Fact is that NVIDIAs Solaris driver is unusable if you have a UEFI bios. You might as well as stop support of Solaris because no one can upgrade from Solaris 11.3.

All modern motherboards today (Supermicro as we have) use UEFI. Legacy BIOS is… legacy and we have paid for NVIDIA gpus, and we don’t think it is unreasonable that NVIDIA supports the latest Solaris 11.3 distro? If NVIDIA could please look into this we would be happy. Steps to reproduce problem:

  1. Get a UEFI motherboard, such as a Supermicro and a NVIDIA GPU, such as GTX 770.
  2. Install latest Solaris 11.3 onto a harddisk/SSD.
  3. Boot into Solaris 11.3 and try to upgrade the NVIDIA driver.
    This will fail.

If you are not going to fix this problem, could you at least post some pointers here, how to fix this problem? We hope NVIDIA can provide pointers to the problem so the community can take over this issue if NVIDIA does not want to provide a solution.

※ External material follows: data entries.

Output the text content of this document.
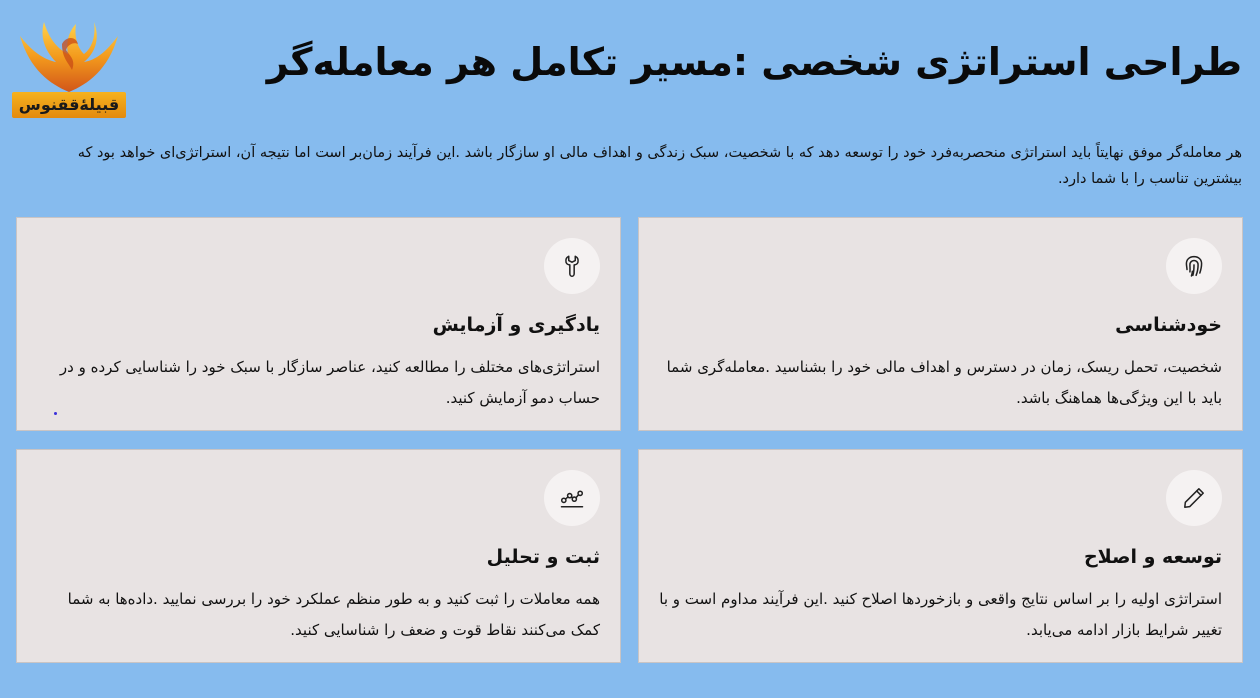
قبیلهٔ‌ققنوس
طراحی استراتژی شخصی :مسیر تکامل هر معامله‌گر

هر معامله‌گر موفق نهایتاً باید استراتژی منحصربه‌فرد خود را توسعه دهد که با شخصیت، سبک زندگی و اهداف مالی او سازگار باشد .این فرآیند زمان‌بر است اما نتیجه آن، استراتژی‌ای خواهد بود که بیشترین تناسب را با شما دارد.

خودشناسی
شخصیت، تحمل ریسک، زمان در دسترس و اهداف مالی خود را بشناسید .معامله‌گری شما باید با این ویژگی‌ها هماهنگ باشد.
یادگیری و آزمایش
استراتژی‌های مختلف را مطالعه کنید، عناصر سازگار با سبک خود را شناسایی کرده و در حساب دمو آزمایش کنید.
توسعه و اصلاح
استراتژی اولیه را بر اساس نتایج واقعی و بازخوردها اصلاح کنید .این فرآیند مداوم است و با تغییر شرایط بازار ادامه می‌یابد.
ثبت و تحلیل
همه معاملات را ثبت کنید و به طور منظم عملکرد خود را بررسی نمایید .داده‌ها به شما کمک می‌کنند نقاط قوت و ضعف را شناسایی کنید.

The latest Solaris 11.3 SRU has a new NVIDIA driver with bug fixes.

I have not checked the NVIDIA drivers for Solaris yet. I hope they do change their release to where they support UEFI.

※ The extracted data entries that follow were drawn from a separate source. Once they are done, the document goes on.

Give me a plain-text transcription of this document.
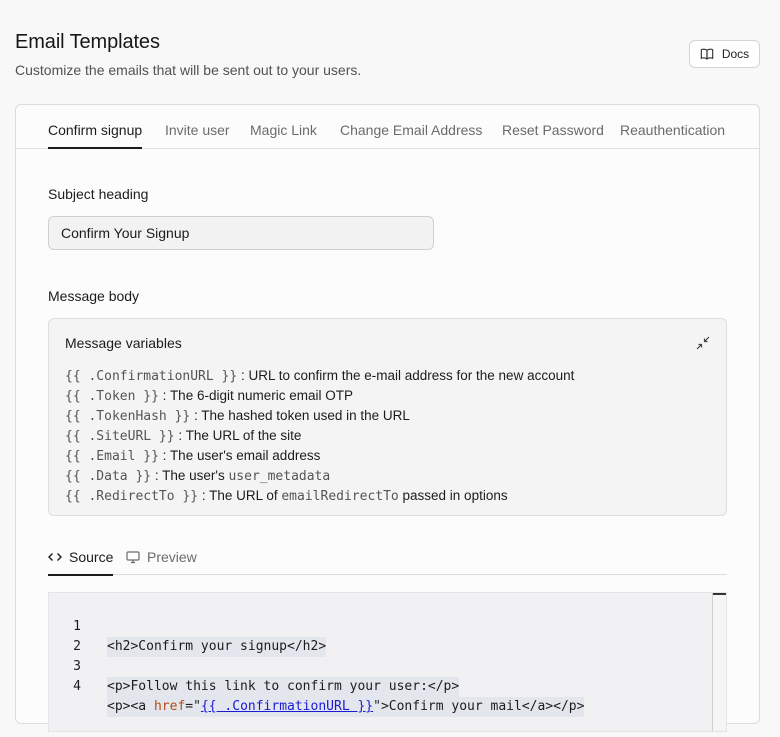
Email Templates
Customize the emails that will be sent out to your users.
Docs
Confirm signup Invite user Magic Link Change Email Address Reset Password Reauthentication
Subject heading
Confirm Your Signup
Message body
Message variables
{{ .ConfirmationURL }} : URL to confirm the e-mail address for the new account
{{ .Token }} : The 6-digit numeric email OTP
{{ .TokenHash }} : The hashed token used in the URL
{{ .SiteURL }} : The URL of the site
{{ .Email }} : The user's email address
{{ .Data }} : The user's user_metadata
{{ .RedirectTo }} : The URL of emailRedirectTo passed in options
Source Preview

1

<h2>Confirm your signup</h2>

2

3

<p>Follow this link to confirm your user:</p>

4

<p><a href="{{ .ConfirmationURL }}">Confirm your mail</a></p>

The latest Solaris 11.3 SRU (for X86) has the driver 384.90 adapted to UEFI use in Solaris per following SR response quote from Oracle support (as of 17Nov2017):
“according to the developer (regardless of what the README says), the following package is delivered in the latest released Solaris 11.3 SRU:
driver/graphics/nvidia@400.384.90.0,5.11-0.175.3.26.0.2.0:3A20171016T234052Z
So it does have 384.90 in it and based on your testing, it should resolve the original issue. Let me know if you have any further questions.”

Well I only have the vanilla Solaris 11.3 that can be downloaded from Oracle website, which does not support UEFI. I am thinking about upgrading my GPU and buy a more powerful for doing some ML research (I work as a mathematician in finance industry), but if I buy a new GPU, then I cannot upgrade the driver, right? I must reinstall Solaris from scratch right? I am not really interested in reinstalling Solaris from scratch. This means this issue stops customers from buying new Nvidia GPUs right?

On 15Nov2017, The SRU (system repository update) that has a new NVIDIA driver for Solaris 11.3 (resolving the UEFI issue) was released.
Per the Oracle Support folks, the latest driver in the SRU is supposed to be:
driver/graphics/nvidia@400.384.90.0,5.11-0.175.3.26.0.2.0:3A20171016T234052Z
I don’t know if you need a subscription to the support or not, to get this SRU… We have a subscription.
The SRU is designated 11.3.26.5.0, with release date of 15Nov2017. It is about 7 Gigabytes in four zipped files.
This a fairly recent driver with many bug fixes, so it might cover the latest NVIDIA cards for Solaris 11.3.
Note that the SRU has some fairly substantial changes to Solaris 11.3, so installing it wholesale may not be a good idea.
The wholesale SRU install caused us to have some problems with our “home-brew” device drivers for custom hardware.

In addition, I have a fairly complex procedure to allow NVIDIA 384.59 to be installed that may work for all recent NVIDIA drivers (the procedure reserves some memory that the driver expects for the driver to use in non-UEFI mode, it also has an Oracle-provided custom 59Gigabyte addition that may not be necessary for your work).
The procedure may work for all NVIDIA drivers for Solaris, but I am not sure (never tested on anything except 384.59).

IF you want the procedure, I may be able to post it here, but don’t know due to its approx 2000+ character size.